Author: | Dean Hall |
---|---|
Id: | Closures.txt 404 2010-01-08 22:04:42Z dwhall256 |
This document describes the design and implementation of closures used in the PyMite virtual machine (VM). In doing so, it serves as a design document for the PyMite developer and a reference for the PyMite user.
Simply put, a closure allows you to define a function with "free" variables that are not a part of the function's local scope, but instead reference variables from a surrounding namespace. The CPython implementation introduced closures in version 2.2 via PEP 227. Issue #256 implements closures in the PyMite VM. This implementation involves changes to the code image structure as well has some internal VM structures and the addition of four new bytecodes.
The following paragraphs describe how closures work in chronological order of the lifetime of a program.

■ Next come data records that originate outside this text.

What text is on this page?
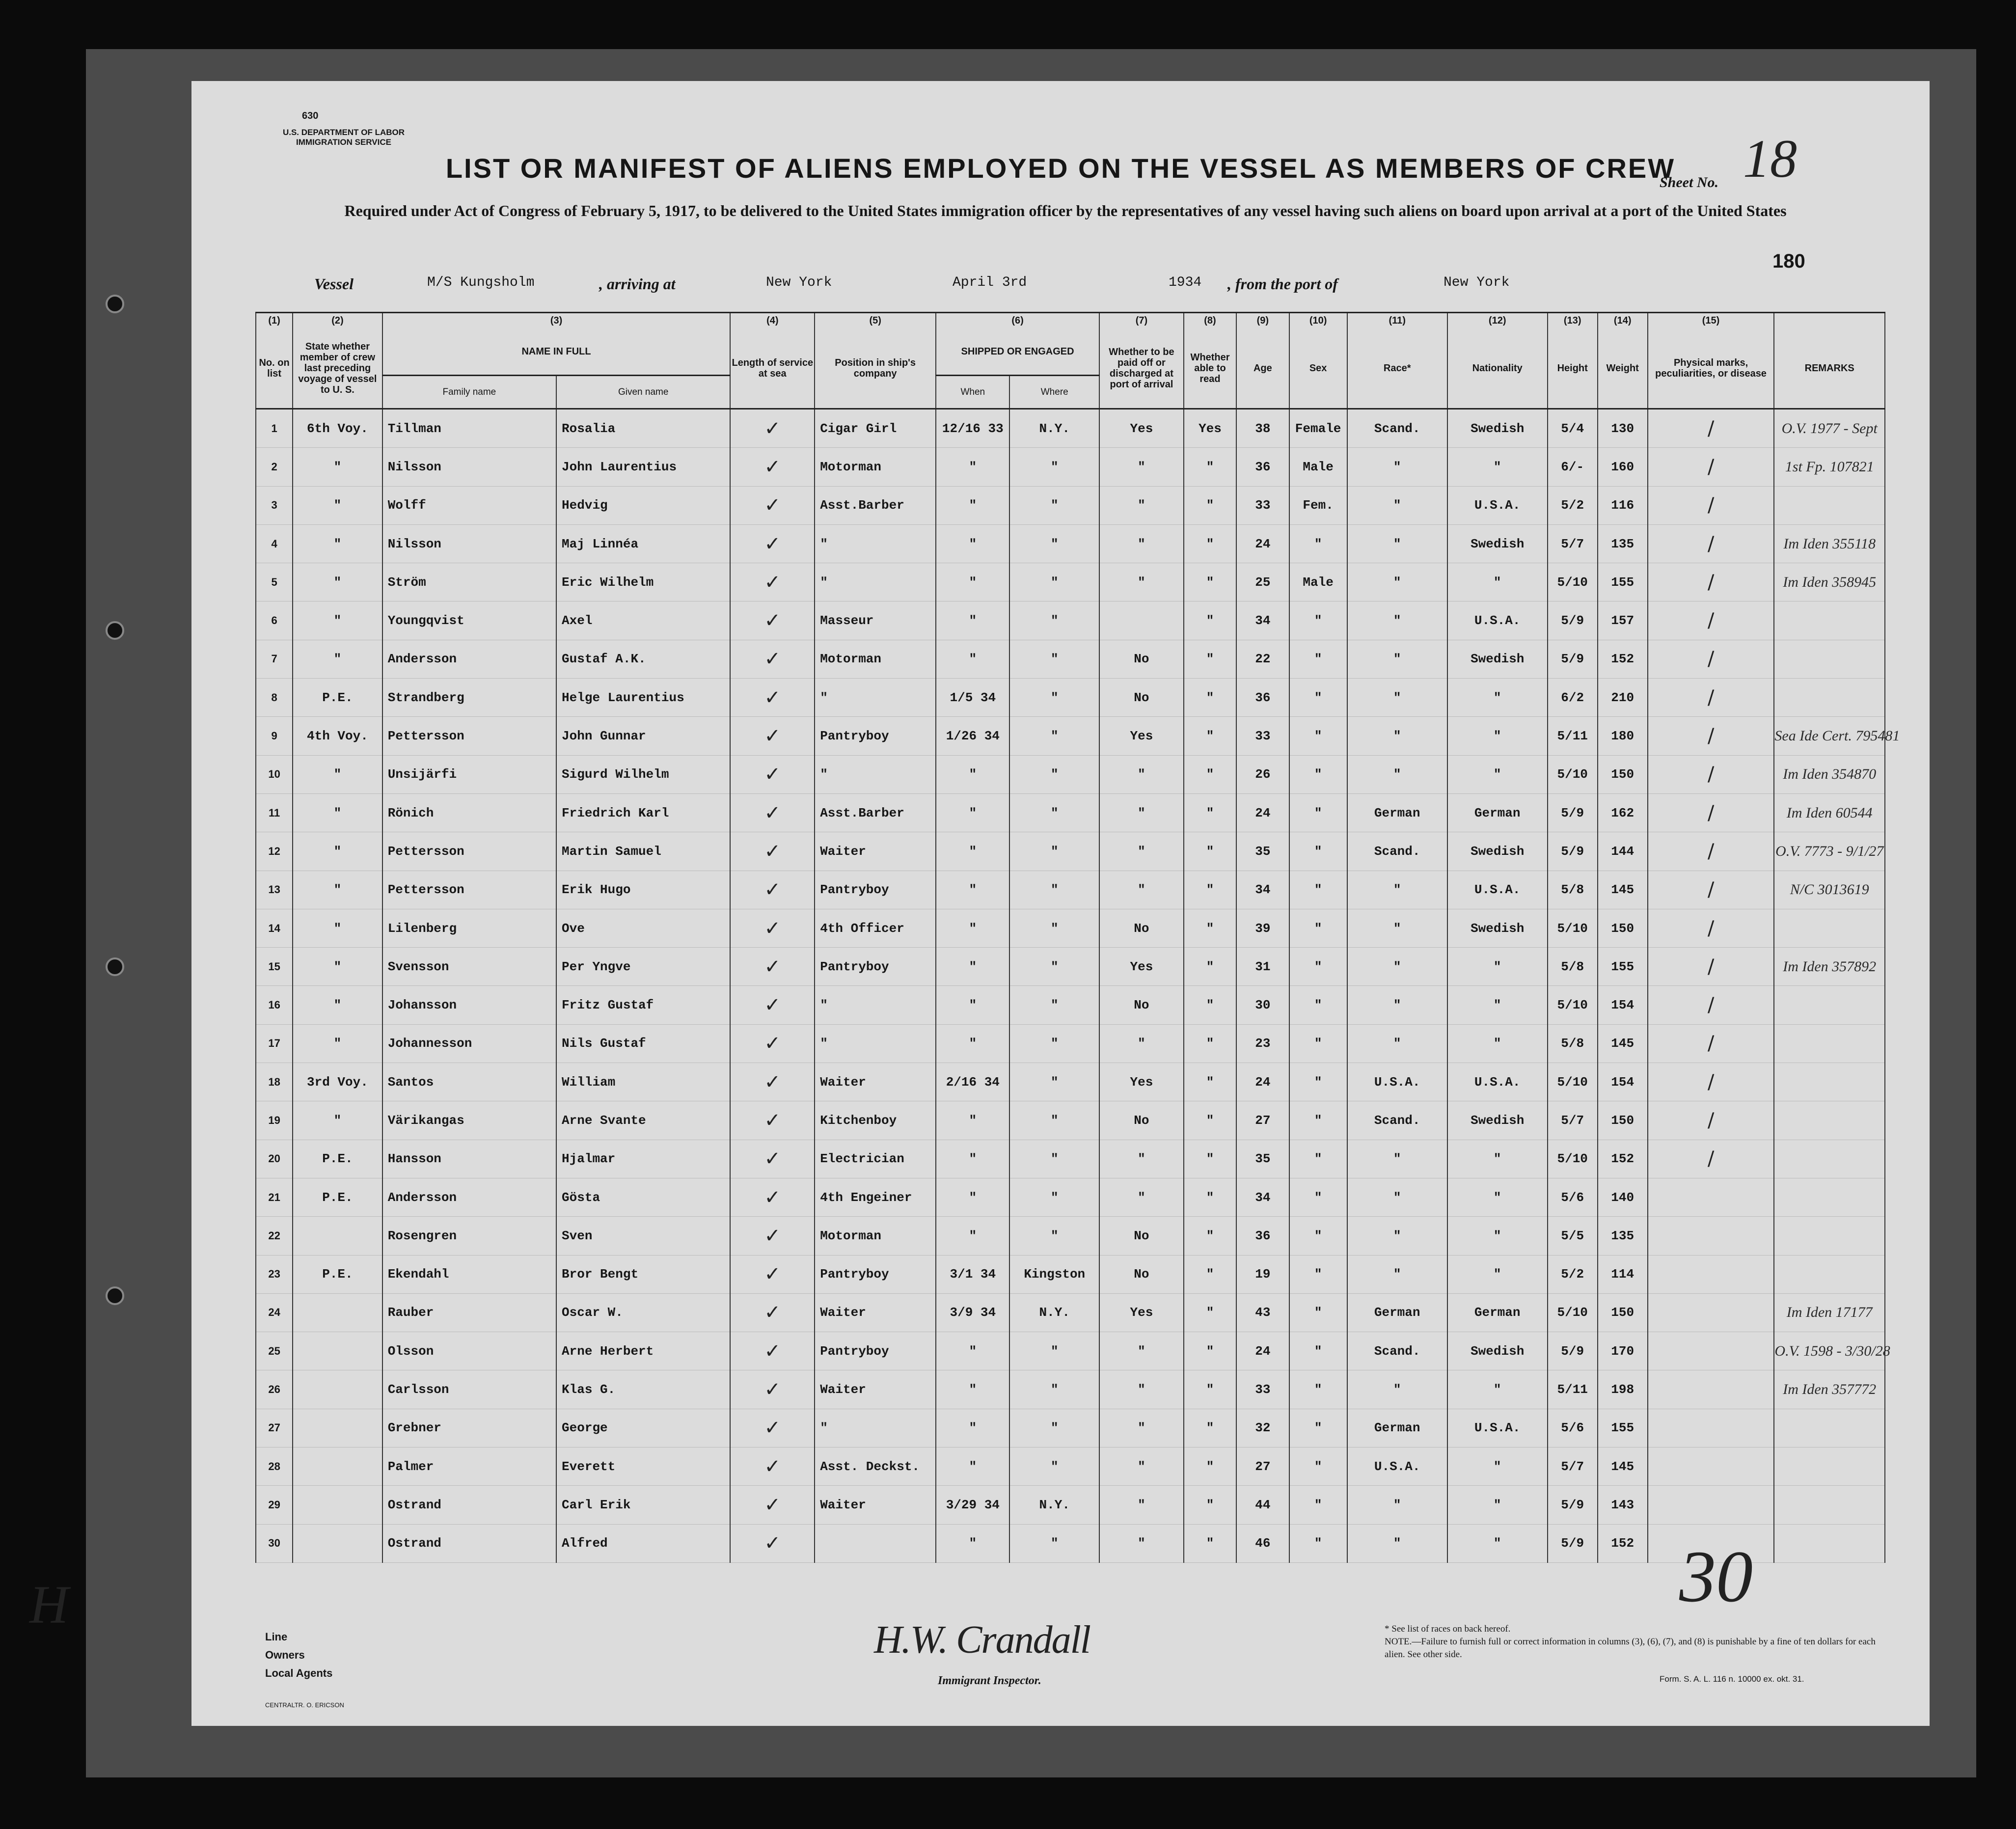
630
U.S. DEPARTMENT OF LABOR
IMMIGRATION SERVICE
Sheet No. 18
180
LIST OR MANIFEST OF ALIENS EMPLOYED ON THE VESSEL AS MEMBERS OF CREW
Required under Act of Congress of February 5, 1917, to be delivered to the United States immigration officer by the representatives of any vessel having such aliens on board upon arrival at a port of the United States
Vessel	M/S Kungsholm	, arriving at	New York	April 3rd	1934 , from the port of	New York
(1)	(2)	(3)		(4)	(5)	(6)		(7)	(8)	(9)	(10)	(11)	(12)	(13)	(14)	(15)	
No. on list	State whether member of crew last preceding voyage of vessel to U. S.	NAME IN FULL		Length of service at sea	Position in ship's company	SHIPPED OR ENGAGED		Whether to be paid off or discharged at port of arrival	Whether able to read	Age	Sex	Race*	Nationality	Height	Weight	Physical marks, peculiarities, or disease	REMARKS
		Family name	Given name			When	Where										
1	6th Voy.	Tillman	Rosalia	✓	Cigar Girl	12/16 33	N.Y.	Yes	Yes	38	Female	Scand.	Swedish	5/4	130	/	O.V. 1977 - Sept
2	"	Nilsson	John Laurentius	✓	Motorman	"	"	"	"	36	Male	"	"	6/-	160	/	1st Fp. 107821
3	"	Wolff	Hedvig	✓	Asst.Barber	"	"	"	"	33	Fem.	"	U.S.A.	5/2	116	/	
4	"	Nilsson	Maj Linnéa	✓	"	"	"	"	"	24	"	"	Swedish	5/7	135	/	Im Iden 355118
5	"	Ström	Eric Wilhelm	✓	"	"	"	"	"	25	Male	"	"	5/10	155	/	Im Iden 358945
6	"	Youngqvist	Axel	✓	Masseur	"	"		"	34	"	"	U.S.A.	5/9	157	/	
7	"	Andersson	Gustaf A.K.	✓	Motorman	"	"	No	"	22	"	"	Swedish	5/9	152	/	
8	P.E.	Strandberg	Helge Laurentius	✓	"	1/5 34	"	No	"	36	"	"	"	6/2	210	/	
9	4th Voy.	Pettersson	John Gunnar	✓	Pantryboy	1/26 34	"	Yes	"	33	"	"	"	5/11	180	/	Sea Ide Cert. 795481
10	"	Unsijärfi	Sigurd Wilhelm	✓	"	"	"	"	"	26	"	"	"	5/10	150	/	Im Iden 354870
11	"	Rönich	Friedrich Karl	✓	Asst.Barber	"	"	"	"	24	"	German	German	5/9	162	/	Im Iden 60544
12	"	Pettersson	Martin Samuel	✓	Waiter	"	"	"	"	35	"	Scand.	Swedish	5/9	144	/	O.V. 7773 - 9/1/27
13	"	Pettersson	Erik Hugo	✓	Pantryboy	"	"	"	"	34	"	"	U.S.A.	5/8	145	/	N/C 3013619
14	"	Lilenberg	Ove	✓	4th Officer	"	"	No	"	39	"	"	Swedish	5/10	150	/	
15	"	Svensson	Per Yngve	✓	Pantryboy	"	"	Yes	"	31	"	"	"	5/8	155	/	Im Iden 357892
16	"	Johansson	Fritz Gustaf	✓	"	"	"	No	"	30	"	"	"	5/10	154	/	
17	"	Johannesson	Nils Gustaf	✓	"	"	"	"	"	23	"	"	"	5/8	145	/	
18	3rd Voy.	Santos	William	✓	Waiter	2/16 34	"	Yes	"	24	"	U.S.A.	U.S.A.	5/10	154	/	
19	"	Värikangas	Arne Svante	✓	Kitchenboy	"	"	No	"	27	"	Scand.	Swedish	5/7	150	/	
20	P.E.	Hansson	Hjalmar	✓	Electrician	"	"	"	"	35	"	"	"	5/10	152	/	
21	P.E.	Andersson	Gösta	✓	4th Engeiner	"	"	"	"	34	"	"	"	5/6	140		
22		Rosengren	Sven	✓	Motorman	"	"	No	"	36	"	"	"	5/5	135		
23	P.E.	Ekendahl	Bror Bengt	✓	Pantryboy	3/1 34	Kingston	No	"	19	"	"	"	5/2	114		
24		Rauber	Oscar W.	✓	Waiter	3/9 34	N.Y.	Yes	"	43	"	German	German	5/10	150		Im Iden 17177
25		Olsson	Arne Herbert	✓	Pantryboy	"	"	"	"	24	"	Scand.	Swedish	5/9	170		O.V. 1598 - 3/30/28
26		Carlsson	Klas G.	✓	Waiter	"	"	"	"	33	"	"	"	5/11	198		Im Iden 357772
27		Grebner	George	✓	"	"	"	"	"	32	"	German	U.S.A.	5/6	155		
28		Palmer	Everett	✓	Asst. Deckst.	"	"	"	"	27	"	U.S.A.	"	5/7	145		
29		Ostrand	Carl Erik	✓	Waiter	3/29 34	N.Y.	"	"	44	"	"	"	5/9	143		
30		Ostrand	Alfred	✓		"	"	"	"	46	"	"	"	5/9	152		30
Line
Owners
Local Agents
H.W. Crandall
Immigrant Inspector.
* See list of races on back hereof.
NOTE.—Failure to furnish full or correct information in columns (3), (6), (7), and (8) is punishable by a fine of ten dollars for each alien. See other side.
Form. S. A. L. 116 n. 10000 ex. okt. 31.
CENTRALTR. O. ERICSON
H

Source code containing a nested function with free variables is detected by the CPython compiler. A function containing variables referenced by nested functions is given a tuple of strings that name the cellvars. A nested function with free variables is given a tuple of strings that name the freevars. The CPython compiler also uses the appropriate bytecodes to manipulate freevars and cellvars.

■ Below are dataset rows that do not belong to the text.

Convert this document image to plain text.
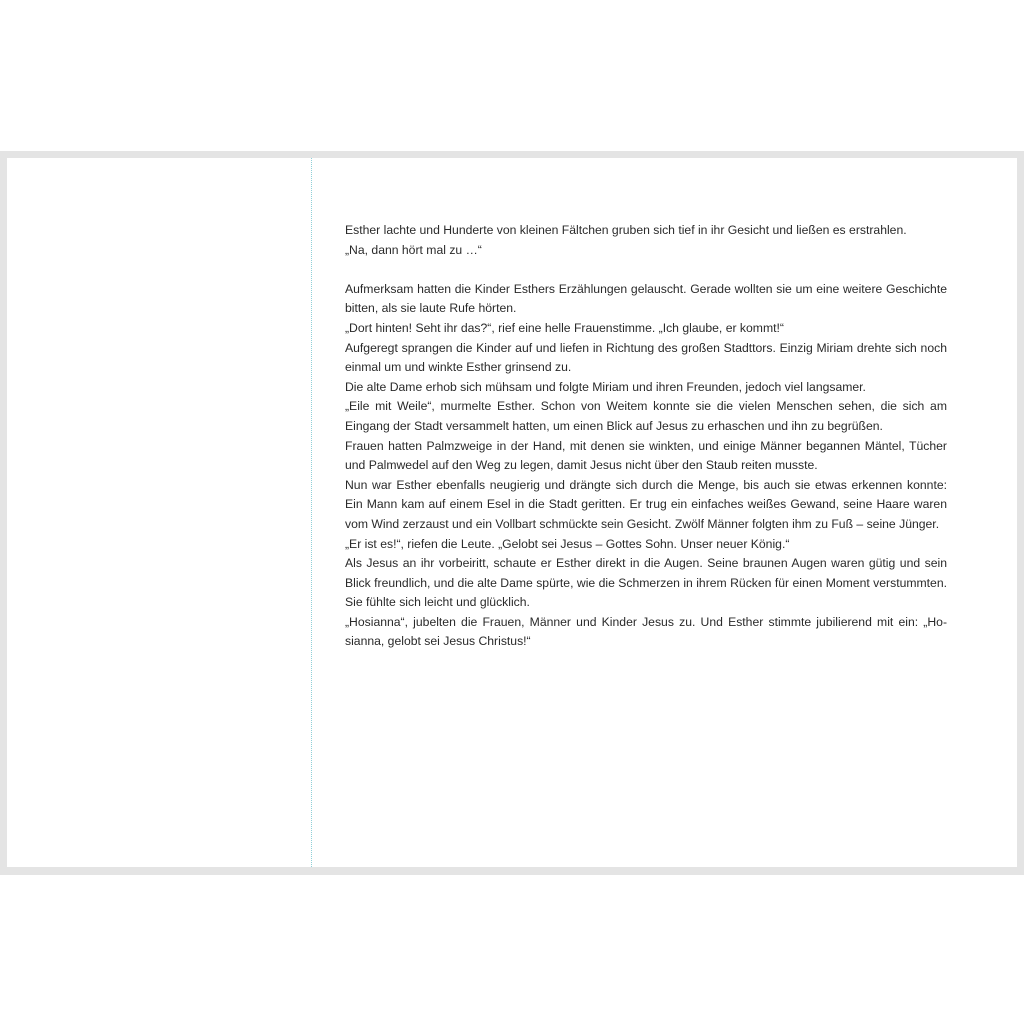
Esther lachte und Hunderte von kleinen Fältchen gruben sich tief in ihr Gesicht und ließen es erstrahlen.

„Na, dann hört mal zu …“

Aufmerksam hatten die Kinder Esthers Erzählungen gelauscht. Gerade wollten sie um eine weitere Geschichte bitten, als sie laute Rufe hörten.

„Dort hinten! Seht ihr das?“, rief eine helle Frauenstimme. „Ich glaube, er kommt!“

Aufgeregt sprangen die Kinder auf und liefen in Richtung des großen Stadttors. Einzig Miriam drehte sich noch einmal um und winkte Esther grinsend zu.

Die alte Dame erhob sich mühsam und folgte Miriam und ihren Freunden, jedoch viel langsamer.

„Eile mit Weile“, murmelte Esther. Schon von Weitem konnte sie die vielen Menschen sehen, die sich am Eingang der Stadt versammelt hatten, um einen Blick auf Jesus zu erhaschen und ihn zu begrüßen.

Frauen hatten Palmzweige in der Hand, mit denen sie winkten, und einige Männer begannen Mäntel, Tücher und Palmwedel auf den Weg zu legen, damit Jesus nicht über den Staub reiten musste.

Nun war Esther ebenfalls neugierig und drängte sich durch die Menge, bis auch sie etwas erkennen konnte: Ein Mann kam auf einem Esel in die Stadt geritten. Er trug ein einfaches weißes Gewand, seine Haare waren vom Wind zerzaust und ein Vollbart schmückte sein Gesicht. Zwölf Männer folgten ihm zu Fuß – seine Jünger.

„Er ist es!“, riefen die Leute. „Gelobt sei Jesus – Gottes Sohn. Unser neuer König.“

Als Jesus an ihr vorbeiritt, schaute er Esther direkt in die Augen. Seine braunen Augen waren gütig und sein Blick freundlich, und die alte Dame spürte, wie die Schmerzen in ihrem Rücken für einen Moment verstummten. Sie fühlte sich leicht und glücklich.

„Hosianna“, jubelten die Frauen, Männer und Kinder Jesus zu. Und Esther stimmte jubilierend mit ein: „Hosianna, gelobt sei Jesus Christus!“
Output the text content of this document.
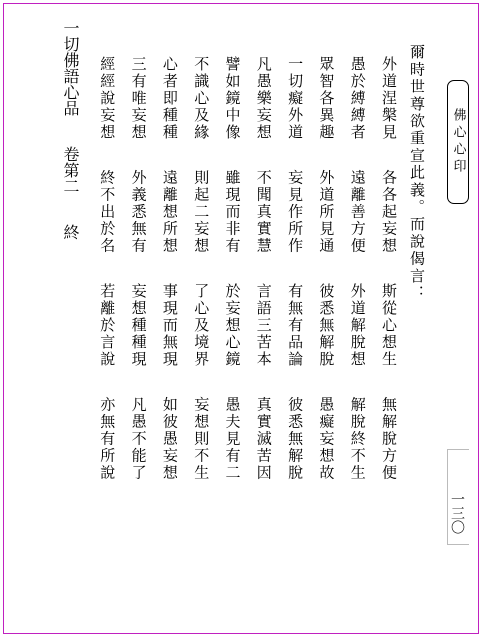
佛心心印
一三〇
爾時世尊欲重宣此義。而說偈言：
外道涅槃見各各起妄想斯從心想生無解脫方便
愚於縛縛者遠離善方便外道解脫想解脫終不生
眾智各異趣外道所見通彼悉無解脫愚癡妄想故
一切癡外道妄見作所作有無有品論彼悉無解脫
凡愚樂妄想不聞真實慧言語三苦本真實滅苦因
譬如鏡中像雖現而非有於妄想心鏡愚夫見有二
不識心及緣則起二妄想了心及境界妄想則不生
心者即種種遠離想所想事現而無現如彼愚妄想
三有唯妄想外義悉無有妄想種種現凡愚不能了
經經說妄想終不出於名若離於言說亦無有所說
一切佛語心品卷第二終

When the resulting program is executed and the outer function is executed via the CALL_FUNCTION bytecode, the VM copies variables from the function's locals (including function arguments) into extra space in the frame designed to hold the callvars. This extra space is located between the local variables and the stack in the frames "locals plus" field. The LOAD_DEREF and STORE_DEREF bytecodes load and store stack references from/in cellvars.
The outer function then uses the LOAD_CLOSURE bytecodes to load cellvars onto the stack where they are bundled into a tuple. Then the MAKE_CLOSURE bytecode builds a function from the code object on the stack and gives the function a reference to the tuple of cellvars, thus creating a closure. The outer function may finish executing and its frame may be destroyed, but the references to the closure variables is maintained by the closure tuple.

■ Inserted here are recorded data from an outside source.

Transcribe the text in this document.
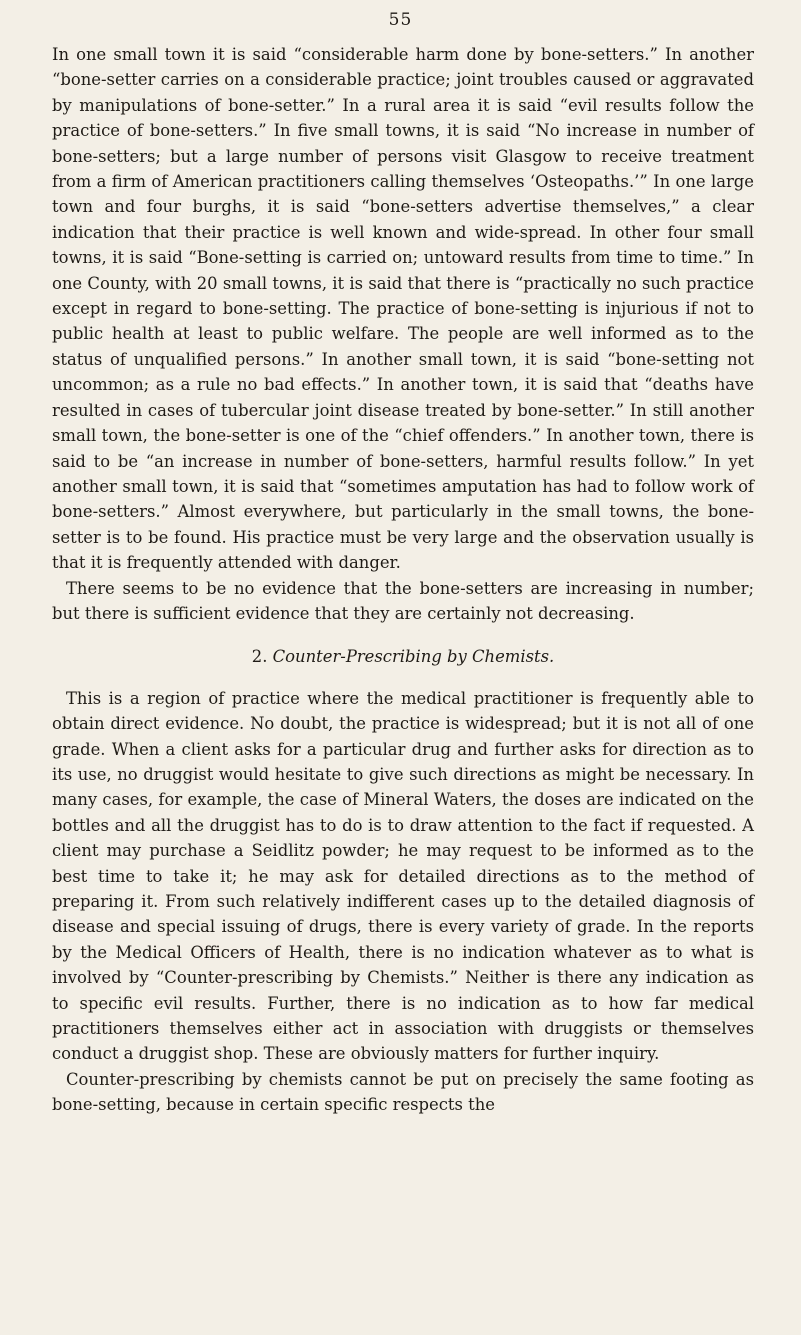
55

In one small town it is said “considerable harm done by bone-setters.” In another “bone-setter carries on a considerable practice; joint troubles caused or aggravated by manipulations of bone-setter.” In a rural area it is said “evil results follow the practice of bone-setters.” In five small towns, it is said “No increase in number of bone-setters; but a large number of persons visit Glasgow to receive treatment from a firm of American practitioners calling themselves ‘Osteopaths.’” In one large town and four burghs, it is said “bone-setters advertise themselves,” a clear indication that their practice is well known and wide-spread. In other four small towns, it is said “Bone-setting is carried on; untoward results from time to time.” In one County, with 20 small towns, it is said that there is “practically no such practice except in regard to bone-setting. The practice of bone-setting is injurious if not to public health at least to public welfare. The people are well informed as to the status of unqualified persons.” In another small town, it is said “bone-setting not uncommon; as a rule no bad effects.” In another town, it is said that “deaths have resulted in cases of tubercular joint disease treated by bone-setter.” In still another small town, the bone-setter is one of the “chief offenders.” In another town, there is said to be “an increase in number of bone-setters, harmful results follow.” In yet another small town, it is said that “sometimes amputation has had to follow work of bone-setters.” Almost everywhere, but particularly in the small towns, the bone-setter is to be found. His practice must be very large and the observation usually is that it is frequently attended with danger.

There seems to be no evidence that the bone-setters are increasing in number; but there is sufficient evidence that they are certainly not decreasing.

2. Counter-Prescribing by Chemists.

This is a region of practice where the medical practitioner is frequently able to obtain direct evidence. No doubt, the practice is widespread; but it is not all of one grade. When a client asks for a particular drug and further asks for direction as to its use, no druggist would hesitate to give such directions as might be necessary. In many cases, for example, the case of Mineral Waters, the doses are indicated on the bottles and all the druggist has to do is to draw attention to the fact if requested. A client may purchase a Seidlitz powder; he may request to be informed as to the best time to take it; he may ask for detailed directions as to the method of preparing it. From such relatively indifferent cases up to the detailed diagnosis of disease and special issuing of drugs, there is every variety of grade. In the reports by the Medical Officers of Health, there is no indication whatever as to what is involved by “Counter-prescribing by Chemists.” Neither is there any indication as to specific evil results. Further, there is no indication as to how far medical practitioners themselves either act in association with druggists or themselves conduct a druggist shop. These are obviously matters for further inquiry.

Counter-prescribing by chemists cannot be put on precisely the same footing as bone-setting, because in certain specific respects the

Later in the program when the inner function (the closure) is called, the CALL_FUNCTION bytecode detects that the function is a closure and copies the object references from the tuple into the function's new frame's freevars (which is also located after the local variables and before the stack).
The PyMite VM always tries to find smaller ways of implementing Python. As such, the following paragraphs explain some changes to the way CPython implements closures.
The first hurdle to overcome is that the cellvars and freevars tuples of strings would greatly increase the size of the code images. So, instead of doing variable lookup by name, variable lookup is done by index. When the pmImgCreator.py script processes Python source code to turn it into an image, the cellvars tuple of strings is turned into a tuple of integers. Those integers let the CALL_FUNCTION bytecode know where to find the variable to copy into the cellvar.
The freevars tuple is a different matter. It turns out, the strings in the freevars tuple aren't necessary, only the number of freevars is needed by CALL_FUNCTION to know how many closures to copy from the closure tuple. So, instead of a freevars tuple, the code image has a nfreevars byte to indicate the number of freevars.
The other way to reduce memory consuption was to eliminate the extra "cell" datatype that CPython uses to hold a reference to an object. The design of the PyMite VM just did not require such a container for the reference. Instead, regular object references are used. This has the additional beneficial side effect of making the LOAD_CLOSURE and LOAD_DEREF bytecode implementations identical (saving code space).
The result of the above changes is an implementation of statically nested functions with the ability to reference variables that are in the scope of the enclosing namespace. The resulting ability to make closures creates a powerful tool for the programmer.
The following Python source code demonstrates the utility of a closure. In this example, we imagine that the programmer wants to define a function that is called as a callback function by the system. In this imaginary example, the callback_table holds a reference to all the callback functions.
callback_table = {} HOOK_ADC = 1003 def setHook(event): def _sh(f): callback_table[event] = f return f return _sh @setHook(HOOK_ADC) def onAdcReady(): pass
The setHook function accepts an event argument which tells in what slot the callback function should be stored. Inside setHook we se a nested function, _sh, which stores the function in the callback table and returns the function. This lets setHook behave as a decorator. The last three lines show setHook being used as a decorator with a parameter and the definition of the callback function. In this example, the body is empty; the programmer may replace the pass statement with whatever code he needs to process the results of an analog-to-digital conversion.
In the code example above, setHook has one cellvar named event and _sh has one freevar named event.